Sarebbe un grosso abbaglio il pensiero di  circoscrivere gli scribi e i farisei al solo ambiente  storico di Gesù Cristo; essi sono le figure  emblematiche di quella ricorrente categoria di  uomini che, con le migliori intenzioni, si sentono  chiamati ad addomesticare l’impeto di una parola  viva affidata agli uomini. Bisogna imparare a  guardarsi dagli scribi e dai farisei, le cui parole non  sono la traduzione della Parola vissuta, ma giochi  di parole morte. Non tutti quelli che parlano dello  Spirito sono spirituali; non tutti quelli che parlano  della Parola incarnata la incarnano. 

Due sono le forme mentali per avvicinare il  mistero divino: la sapienza del saggio e la  semplicità e l’umiltà del fanciullo; al saggio è  richiesto di non dire una parola in più di ciò che ha  sperimentato.  

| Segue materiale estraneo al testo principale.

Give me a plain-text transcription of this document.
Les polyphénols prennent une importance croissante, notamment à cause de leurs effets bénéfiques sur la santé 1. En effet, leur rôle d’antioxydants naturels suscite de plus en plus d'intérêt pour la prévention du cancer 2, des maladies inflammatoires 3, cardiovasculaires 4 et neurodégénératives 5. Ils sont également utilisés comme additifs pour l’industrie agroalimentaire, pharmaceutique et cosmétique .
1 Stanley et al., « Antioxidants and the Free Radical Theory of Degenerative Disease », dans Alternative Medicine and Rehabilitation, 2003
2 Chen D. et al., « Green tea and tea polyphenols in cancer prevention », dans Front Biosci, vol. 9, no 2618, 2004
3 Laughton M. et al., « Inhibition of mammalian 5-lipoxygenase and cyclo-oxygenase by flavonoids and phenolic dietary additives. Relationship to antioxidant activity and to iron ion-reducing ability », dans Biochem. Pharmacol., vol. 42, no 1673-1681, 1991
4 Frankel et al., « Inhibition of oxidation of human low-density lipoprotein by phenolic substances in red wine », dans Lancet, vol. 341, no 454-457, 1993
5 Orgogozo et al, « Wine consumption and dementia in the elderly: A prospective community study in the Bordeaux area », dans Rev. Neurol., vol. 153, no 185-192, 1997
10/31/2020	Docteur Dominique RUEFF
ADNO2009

Gli ebrei avevano la dottrina di Mosè che era  buona, ma seguivano l’interpretazione dei farisei e  degli scribi che non era buona; la tradizione creata  dalla falsa scienza aveva preso il posto della vera  conoscenza. L’astuzia sostituiva l’intelligenza; la  tortuosità del sofisma la chiarezza della legge; il  raggiro prendeva il posto del diritto, tutto condito  poi con l’olio dell’ipocrisia e il vino della  concupiscenza; l’apparenza della virtù e della  giustizia in luogo della virtù e della giustizia; il  pagamento delle decime al posto della cura verso  l’orfano e la vedova. Le abluzioni rituali potevano  sostituire la giustizia non resa; l’offerta al tempio  poteva esimere dall’aver cura dei propri genitori. 

Tutto può essere sovvertito con il sofisma  astuto, con l’abile gioco di una logica apparente,  con la scaltrezza del cavillo sottile; tutto, anche il  Vangelo di Gesù Cristo, la parola dello Spirito, la  Verità di Dio! 

Quando la Parola non viene chiusa dalle trappole accomodanti costruite dalla pigra mente  umana, e scende libera in cuori aperti e vivi,  intraprende un soliloquio con essi, il cui frutto è  l’avvicinamento, senza mediatori, dell’uomo che  vive nel tempo e l’eternità che ne è fuori. La Verità  eterna diventa esperienza e constatazione, e il suo  annuncio è liberazione.